Yesterday was a beautiful day.  I took the day off from worrying, as well as I can, and spent the day with Hubs and the kids.  He took off work – for Bastille Day, which sounds like a great reason for a vacation day to me.  And we drove a short while north to do fun things with the kids.

We went to the aquarium, where they saw their beloved penguins, although the new baby in the exhibit was still hiding behind its parents.  They also love the butterfly exhibit, and I always take my camera in there to catch fun photos of A and S watching, and sometimes chasing, the butterflies.

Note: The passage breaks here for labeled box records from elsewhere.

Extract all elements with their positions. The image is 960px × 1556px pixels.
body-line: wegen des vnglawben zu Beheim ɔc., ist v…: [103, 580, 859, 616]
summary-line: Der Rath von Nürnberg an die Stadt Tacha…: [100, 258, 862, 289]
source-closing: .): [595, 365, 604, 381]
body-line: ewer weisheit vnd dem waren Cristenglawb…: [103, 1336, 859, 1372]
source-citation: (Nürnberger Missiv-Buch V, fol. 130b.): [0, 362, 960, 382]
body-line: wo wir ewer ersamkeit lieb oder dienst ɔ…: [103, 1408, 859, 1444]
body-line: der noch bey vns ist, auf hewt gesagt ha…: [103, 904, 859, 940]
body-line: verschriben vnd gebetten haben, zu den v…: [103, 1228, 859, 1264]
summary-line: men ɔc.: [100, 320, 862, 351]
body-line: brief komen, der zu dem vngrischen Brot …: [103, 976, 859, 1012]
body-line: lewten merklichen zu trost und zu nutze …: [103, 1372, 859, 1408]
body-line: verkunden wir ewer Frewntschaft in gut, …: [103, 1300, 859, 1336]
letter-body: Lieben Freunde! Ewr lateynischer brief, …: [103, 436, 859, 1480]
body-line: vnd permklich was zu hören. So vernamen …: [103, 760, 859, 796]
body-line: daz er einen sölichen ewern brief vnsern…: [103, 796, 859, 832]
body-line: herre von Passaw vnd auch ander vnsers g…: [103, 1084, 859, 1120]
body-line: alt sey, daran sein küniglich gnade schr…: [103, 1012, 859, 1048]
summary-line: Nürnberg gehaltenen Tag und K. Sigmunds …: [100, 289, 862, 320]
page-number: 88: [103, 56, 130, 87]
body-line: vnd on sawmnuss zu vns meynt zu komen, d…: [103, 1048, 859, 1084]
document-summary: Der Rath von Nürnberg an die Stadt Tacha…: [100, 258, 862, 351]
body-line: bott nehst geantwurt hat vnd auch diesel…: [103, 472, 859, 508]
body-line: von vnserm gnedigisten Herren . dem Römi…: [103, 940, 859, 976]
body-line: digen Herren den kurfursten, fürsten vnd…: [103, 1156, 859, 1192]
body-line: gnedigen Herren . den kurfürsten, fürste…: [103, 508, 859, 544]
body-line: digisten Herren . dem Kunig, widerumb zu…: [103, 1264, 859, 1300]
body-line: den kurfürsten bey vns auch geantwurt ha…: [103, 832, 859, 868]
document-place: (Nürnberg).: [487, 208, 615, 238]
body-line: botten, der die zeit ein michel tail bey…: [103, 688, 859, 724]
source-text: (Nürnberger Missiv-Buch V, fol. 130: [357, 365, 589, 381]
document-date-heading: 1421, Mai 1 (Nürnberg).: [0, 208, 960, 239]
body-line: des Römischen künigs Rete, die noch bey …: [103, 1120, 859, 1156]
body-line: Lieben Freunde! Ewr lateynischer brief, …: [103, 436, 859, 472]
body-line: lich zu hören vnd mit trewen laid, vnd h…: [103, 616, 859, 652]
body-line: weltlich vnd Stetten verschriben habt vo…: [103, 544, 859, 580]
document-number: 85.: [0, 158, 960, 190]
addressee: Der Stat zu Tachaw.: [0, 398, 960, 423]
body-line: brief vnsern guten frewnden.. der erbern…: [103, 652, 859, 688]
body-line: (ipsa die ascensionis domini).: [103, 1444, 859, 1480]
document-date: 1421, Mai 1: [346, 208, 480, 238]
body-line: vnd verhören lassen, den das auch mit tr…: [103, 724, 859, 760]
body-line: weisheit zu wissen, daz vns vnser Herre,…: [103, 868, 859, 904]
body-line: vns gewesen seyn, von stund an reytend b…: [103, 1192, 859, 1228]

We ate lunch at the Olive Garden.  Sometimes Hubs and I get a little snobby about dining out – we prefer local places that offer something unique over the average chain restaurant – but we love the Olive Garden.  It features several foods that, in combination, are irresistible to us: pasta, cheese, and tiramisu.  We have such an addiction to the latter that I’ve been known to get it as takeout and bring it home when I go there without him.

Our next stop was the zoo, which was not terribly impressive.  It was extremely hot, and the zoo isn’t all that.  Strangely eclectic mix of animals, uneven facilities in terms of construction/maintenance and conditions for the animals, occasionally surly or disinterested staff.  But it was dollar day ($1 each to get in) and the kids liked seeing the animals, so all in all, pretty good.  They got overheated so we didn’t linger.

And then came the most delightful part of the day: we piled back in the mommy van and went to a pick-your-own blueberry place, at a lovely farm out in the country.  A and S each got a bucket, as did their daddy, and I followed behind with baby D in the stroller.  It was still warm outside, but not nearly as miserably hot as it was at the zoo, and the farm was lovely.  They had row upon row of blueberry bushes, with staggered growth so that more should be ripe in time for a return visit in another week or two.  The three pickers amassed a gallon, and we picked up some honey harvested from bees there on the farm, too.

The berry farm is a new favorite for me as a kids’ activity.  It’s outdoors, so they’re getting fresh air and sunshine.  They have to walk around to pick the berries, so they get exercise, plus they’ll be tired and sleep better later.  And they love blueberries.  I’ve never been a blueberry fan myself (shhh!  don’t tell the kids), but A and S eat them voraciously, and they’re healthier than chips/cookies/chocolate chip granola bars/cheeze-its, other favorite snacks.  I can freeze them for use later in the year (oh, I’m wishing and dreaming of a large chest freezer – some day!) and use them for assorted baking projects.  And a gallon costs only $8, if we pick our own.  Vast improvement over prices at the grocery stores.

When I win the lottery, mind you, I’ll have my own blueberry bushes on my own farm (where I’ll grow many delicious foods and beautiful flowers and have oodles of adorable rescue dogs and a huge library inside the house), but for now, the berry farm really works for me.

After a fantastic day like yesterday, I’m exhausted but riding an emotional high from all of the good times with my family.  A and S were full of curiosity and good humor but have turned back into (cute but grumpy) little pumpkins who fight over crayons and scream “don’t touch me” today.  They’re demanding and fussy today.  I’m trying not to let it bring me down.